I have finally gotten my driving license yesterday. Now my job is secure and my short term goals complete. On the same day, I met up with my buddies and we went for another bout of body combat. Between the 4 of us, much has changed. We all seem to have gone different paths - one of us was still studying, 1 had chosen to do post op nursing and my best friend and I are doing mental health - on the opposite sides of Sydney. Much of our conversation was about our work experiences and how we found nursing. This is appropriate for friends catching up, but I felt perhaps we dwelt on it abit too much...almost to the point that our profession was the only thing we have in common to keep us together.
Work wise I think I am somewhat making progress with the relationships in the ward. I have been spoilt to a degree really. I've been getting alot of lifts back home with nurses who live near my area. In fact, they offer it without me asking. I really appreciate these people. On the flipside, many people have been leaving the unit as of lately. Perhaps it may be due to opportunities arising or burnout, but because the staff are leaving at a rapid and consistent rate - for some reason I believe it has to do with being disgruntled about changes that our new manager is bringing forth. The politics in our ward is still pretty strong. Lucky I am still an insignificant small potato.
Tuesday, June 30, 2009
Sunday, June 28, 2009
Internal Strife
Today 2 events occured which had made the shift one I would like to forget.
1- I had my first takedown injcetion tonight.
2- I did not own up to something I did wrong.
1- Mental health units are probably the only place (bar ED) which have staff pin down patients and inject them with needles full of medication. TOnight I was unfortunate enough to have a patient who was refusing oral medications and was acting in a manner which could harm other patients. This was a 70 year old man who was obviously very disorientated and confused. We had 6 nurses drag him from the common areas to his room and pulled his pants down forcefully, where I was set to innject a 21mm needle into his back. It sounds very exciting and fun when you hear about it, but when you become the one witnessing it and giving the needle, you feel somewhat as if you are nothing more than a custodian prison guard. I still feel a bit uncomfortable, not because I feel sorry for the man, but due to the shock value of the actions that we had to undergo to give him the needle.

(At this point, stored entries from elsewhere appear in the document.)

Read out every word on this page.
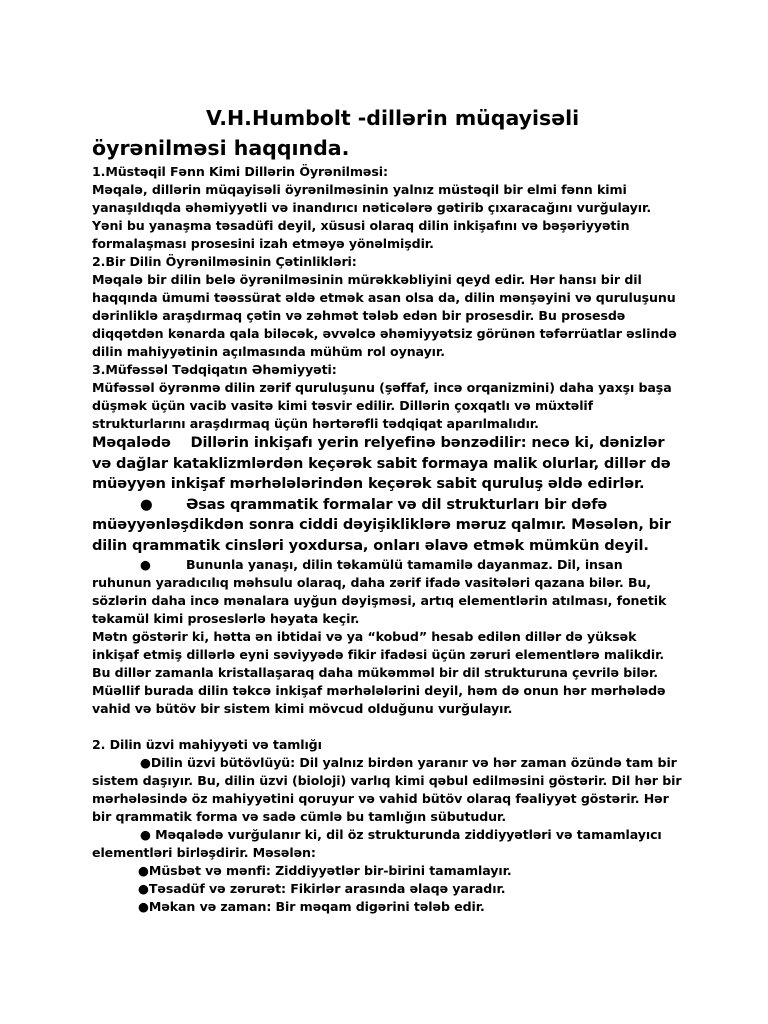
V.H.Humbolt -dillərin müqayisəli
öyrənilməsi haqqında.

1.Müstəqil Fənn Kimi Dillərin Öyrənilməsi:

Məqalə, dillərin müqayisəli öyrənilməsinin yalnız müstəqil bir elmi fənn kimi yanaşıldıqda əhəmiyyətli və inandırıcı nəticələrə gətirib çıxaracağını vurğulayır. Yəni bu yanaşma təsadüfi deyil, xüsusi olaraq dilin inkişafını və bəşəriyyətin formalaşması prosesini izah etməyə yönəlmişdir.

2.Bir Dilin Öyrənilməsinin Çətinlikləri:

Məqalə bir dilin belə öyrənilməsinin mürəkkəbliyini qeyd edir. Hər hansı bir dil haqqında ümumi təəssürat əldə etmək asan olsa da, dilin mənşəyini və quruluşunu dərinliklə araşdırmaq çətin və zəhmət tələb edən bir prosesdir. Bu prosesdə diqqətdən kənarda qala biləcək, əvvəlcə əhəmiyyətsiz görünən təfərrüatlar əslində dilin mahiyyətinin açılmasında mühüm rol oynayır.

3.Müfəssəl Tədqiqatın Əhəmiyyəti:

Müfəssəl öyrənmə dilin zərif quruluşunu (şəffaf, incə orqanizmini) daha yaxşı başa düşmək üçün vacib vasitə kimi təsvir edilir. Dillərin çoxqatlı və müxtəlif strukturlarını araşdırmaq üçün hərtərəfli tədqiqat aparılmalıdır.

Məqalədə    Dillərin inkişafı yerin relyefinə bənzədilir: necə ki, dənizlər və dağlar kataklizmlərdən keçərək sabit formaya malik olurlar, dillər də müəyyən inkişaf mərhələlərindən keçərək sabit quruluş əldə edirlər.

● Əsas qrammatik formalar və dil strukturları bir dəfə müəyyənləşdikdən sonra ciddi dəyişikliklərə məruz qalmır. Məsələn, bir dilin qrammatik cinsləri yoxdursa, onları əlavə etmək mümkün deyil.

●	Bununla yanaşı, dilin təkamülü tamamilə dayanmaz. Dil, insan ruhunun yaradıcılıq məhsulu olaraq, daha zərif ifadə vasitələri qazana bilər. Bu, sözlərin daha incə mənalara uyğun dəyişməsi, artıq elementlərin atılması, fonetik təkamül kimi proseslərlə həyata keçir.

Mətn göstərir ki, hətta ən ibtidai və ya “kobud” hesab edilən dillər də yüksək inkişaf etmiş dillərlə eyni səviyyədə fikir ifadəsi üçün zəruri elementlərə malikdir. Bu dillər zamanla kristallaşaraq daha mükəmməl bir dil strukturuna çevrilə bilər. Müəllif burada dilin təkcə inkişaf mərhələlərini deyil, həm də onun hər mərhələdə vahid və bütöv bir sistem kimi mövcud olduğunu vurğulayır.

2. Dilin üzvi mahiyyəti və tamlığı

●Dilin üzvi bütövlüyü: Dil yalnız birdən yaranır və hər zaman özündə tam bir sistem daşıyır. Bu, dilin üzvi (bioloji) varlıq kimi qəbul edilməsini göstərir. Dil hər bir mərhələsində öz mahiyyətini qoruyur və vahid bütöv olaraq fəaliyyət göstərir. Hər bir qrammatik forma və sadə cümlə bu tamlığın sübutudur.

● Məqalədə vurğulanır ki, dil öz strukturunda ziddiyyətləri və tamamlayıcı elementləri birləşdirir. Məsələn:

●Müsbət və mənfi: Ziddiyyətlər bir-birini tamamlayır.

●Təsadüf və zərurət: Fikirlər arasında əlaqə yaradır.

●Məkan və zaman: Bir məqam digərini tələb edir.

2- Tonight a distressed mother called in to the unit and asked for her daughter. I answered it and I assumed she was in another department. She was stil ltalking but I did not bother to hear her out and I just transferred her call to the other department. A few minutes later, the other department caleld and was upset at the way the call was dealt with, as that daughter was not there also and caused both the department and the mother preventable pain. The in-charge asked who it was that transferred the call. Normally I would stand up to my wrongdoings and admit I did it. For some reason cowardice took the better of me and I sat there not saying a word. In the end nobody took the blame, but deep inside me, I felt like I had suffered punishment worse than what couldve been if I had admitted. I felt as if my integrity had just been grinded into dust. I feel so dirty now.
It's been a horrible night.
1- I had my first takedown injcetion tonight.
2- I did not own up to something I did wrong.
1- Mental health units are probably the only place (bar ED) which have staff pin down patients and inject them with needles full of medication. TOnight I was unfortunate enough to have a patient who was refusing oral medications and was acting in a manner which could harm other patients. This was a 70 year old man who was obviously very disorientated and confused. We had 6 nurses drag him from the common areas to his room and pulled his pants down forcefully, where I was set to innject a 21mm needle into his back. It sounds very exciting and fun when you hear about it, but when you become the one witnessing it and giving the needle, you feel somewhat as if you are nothing more than a custodian prison guard. I still feel a bit uncomfortable, not because I feel sorry for the man, but due to the shock value of the actions that we had to undergo to give him the needle.
2- Tonight a distressed mother called in to the unit and asked for her daughter. I answered it and I assumed she was in another department. She was stil ltalking but I did not bother to hear her out and I just transferred her call to the other department. A few minutes later, the other department caleld and was upset at the way the call was dealt with, as that daughter was not there also and caused both the department and the mother preventable pain. The in-charge asked who it was that transferred the call. Normally I would stand up to my wrongdoings and admit I did it. For some reason cowardice took the better of me and I sat there not saying a word. In the end nobody took the blame, but deep inside me, I felt like I had suffered punishment worse than what couldve been if I had admitted. I felt as if my integrity had just been grinded into dust. I feel so dirty now.
It's been a horrible night.
Monday, June 15, 2009
Fatty Boomba
I am not as handsome as I used to be. I think this may be due to weight gain that has occured within the last 4-5 years. To my understanding, this may be to do with Sylvia pampering me, buying me junkfood everyday when she was still here. Boy do I miss her. Boy do I miss my good looks.
Tuesday, June 2, 2009
Failing
I had m first driving test today. I got full marks, however I failed a critical component. Sucks to be me.